The catch all term “Drugs” includes many illegal narcotics, as well as prescription drugs. It also includes marijuana, which, like prescription narcotics, is only legal under California law to dispense with a valid dispensary license, and legal to have in your possession only if you have a valid doctor’s prescription.
California law certainly treats narcotics differently, including whether or not they are considered for sale, based upon what the narcotic is. Certain amounts of marijuana, for example, that may be considered a large quantity, might be treated as sufficient for personal use. With harder drugs the police are going to treat even smaller amounts as sufficient to meet a possession for sale charge.
The police look for, in a Health and Safety Code possession for sale charge, what is called in the law “indicia of sale”. Phone calls, messages, texts to various people, the use of scales or baggies to segregate quantities, use of a buy and sell log or diary, or explicit actions or language indicating sales are often used. The quantity is certainly important — when you are found to have a large amount of drugs on you, no matter the kind, there are significantly more legal issues that arise in trying to claim it is for personal use, and not for sale.

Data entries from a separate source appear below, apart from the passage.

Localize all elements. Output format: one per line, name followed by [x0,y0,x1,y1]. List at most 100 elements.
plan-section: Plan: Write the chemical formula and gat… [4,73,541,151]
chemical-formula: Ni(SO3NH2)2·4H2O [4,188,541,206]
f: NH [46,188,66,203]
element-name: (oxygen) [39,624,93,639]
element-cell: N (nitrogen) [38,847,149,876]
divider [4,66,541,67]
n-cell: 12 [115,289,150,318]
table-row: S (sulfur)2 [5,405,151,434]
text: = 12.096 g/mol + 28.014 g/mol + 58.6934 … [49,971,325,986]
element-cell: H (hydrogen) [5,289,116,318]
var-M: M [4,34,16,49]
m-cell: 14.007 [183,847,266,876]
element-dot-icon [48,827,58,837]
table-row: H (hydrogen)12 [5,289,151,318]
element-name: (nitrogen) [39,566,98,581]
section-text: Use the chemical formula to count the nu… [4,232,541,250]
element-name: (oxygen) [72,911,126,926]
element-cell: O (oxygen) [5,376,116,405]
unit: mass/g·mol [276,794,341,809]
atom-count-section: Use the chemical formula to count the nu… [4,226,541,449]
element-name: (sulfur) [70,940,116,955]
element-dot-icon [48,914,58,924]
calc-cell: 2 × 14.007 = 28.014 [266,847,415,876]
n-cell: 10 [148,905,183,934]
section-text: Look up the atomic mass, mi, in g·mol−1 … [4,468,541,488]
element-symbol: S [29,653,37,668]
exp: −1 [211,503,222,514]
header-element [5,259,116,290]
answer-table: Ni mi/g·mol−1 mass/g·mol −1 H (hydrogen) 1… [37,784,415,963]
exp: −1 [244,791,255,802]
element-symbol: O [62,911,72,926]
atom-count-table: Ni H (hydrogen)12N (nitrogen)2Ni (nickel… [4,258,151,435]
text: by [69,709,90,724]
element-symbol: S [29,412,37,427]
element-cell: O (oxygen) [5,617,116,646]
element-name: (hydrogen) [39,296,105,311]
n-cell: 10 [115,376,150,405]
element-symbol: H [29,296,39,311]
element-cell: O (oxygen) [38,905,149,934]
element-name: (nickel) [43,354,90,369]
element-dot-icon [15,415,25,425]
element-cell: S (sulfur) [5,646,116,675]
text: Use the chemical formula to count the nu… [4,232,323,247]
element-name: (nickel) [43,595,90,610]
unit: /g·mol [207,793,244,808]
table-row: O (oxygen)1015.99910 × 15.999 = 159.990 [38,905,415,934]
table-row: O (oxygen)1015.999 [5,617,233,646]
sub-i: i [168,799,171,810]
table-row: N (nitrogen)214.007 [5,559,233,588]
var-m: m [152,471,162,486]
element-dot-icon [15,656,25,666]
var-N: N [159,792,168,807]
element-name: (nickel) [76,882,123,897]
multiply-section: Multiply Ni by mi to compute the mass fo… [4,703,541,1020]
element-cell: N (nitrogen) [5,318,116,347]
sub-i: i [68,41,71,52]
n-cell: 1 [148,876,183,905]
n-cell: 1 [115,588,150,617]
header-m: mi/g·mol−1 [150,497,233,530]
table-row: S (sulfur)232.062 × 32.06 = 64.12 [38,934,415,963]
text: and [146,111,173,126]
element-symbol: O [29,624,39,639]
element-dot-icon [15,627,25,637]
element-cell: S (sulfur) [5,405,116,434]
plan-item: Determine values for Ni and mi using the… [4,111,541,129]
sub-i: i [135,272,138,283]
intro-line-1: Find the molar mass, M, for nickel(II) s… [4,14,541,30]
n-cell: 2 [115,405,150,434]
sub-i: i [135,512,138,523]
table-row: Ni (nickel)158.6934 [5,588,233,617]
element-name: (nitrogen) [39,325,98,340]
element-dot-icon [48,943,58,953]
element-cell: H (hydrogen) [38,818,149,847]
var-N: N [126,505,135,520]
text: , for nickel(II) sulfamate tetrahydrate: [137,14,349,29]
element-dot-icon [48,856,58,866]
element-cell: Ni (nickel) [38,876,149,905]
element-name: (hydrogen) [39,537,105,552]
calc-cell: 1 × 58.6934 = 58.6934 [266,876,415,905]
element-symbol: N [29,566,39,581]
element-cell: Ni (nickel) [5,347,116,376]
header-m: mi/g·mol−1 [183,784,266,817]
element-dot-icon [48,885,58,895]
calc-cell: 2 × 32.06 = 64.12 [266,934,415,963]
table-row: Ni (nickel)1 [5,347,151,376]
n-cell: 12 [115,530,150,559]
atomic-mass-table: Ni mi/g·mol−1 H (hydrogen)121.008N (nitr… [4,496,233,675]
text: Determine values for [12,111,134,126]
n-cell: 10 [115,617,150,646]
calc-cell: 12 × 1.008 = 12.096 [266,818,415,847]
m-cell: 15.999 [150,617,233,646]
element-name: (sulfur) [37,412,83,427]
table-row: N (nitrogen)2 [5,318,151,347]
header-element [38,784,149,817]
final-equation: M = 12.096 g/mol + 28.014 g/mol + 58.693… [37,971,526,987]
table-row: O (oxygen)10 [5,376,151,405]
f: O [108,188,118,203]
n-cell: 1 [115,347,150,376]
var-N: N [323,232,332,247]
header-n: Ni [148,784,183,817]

California has a specific crime for possession of drugs for sale. However, the crime itself also goes by several other common names:
- Possession of Drugs With Intent to Sell
- Possession of Drugs With Intent to Distribute
- Possession of Narcotics/Intent to Sell
It is important to note that you can be charged with possession of drugs for sale even if you intend to distribute them for no income, or give them away. Most jurisdictions do not see a difference because it is the intent – not the actual profit – that is criminalized.
Possession of drugs for sale can be incredibly hard to fight, but it is not impossible. You need to have a good lawyer with an expertise in the area of drug law. This makes it significantly more likely that you will be able to reduce the charges or get rid of them completely. A private attorney might be able to show additional evidence, or argue, to convince the prosecution that the crime is possession, which is a crime subject to diversion under California Penal Code section 1000, and not possession for sales.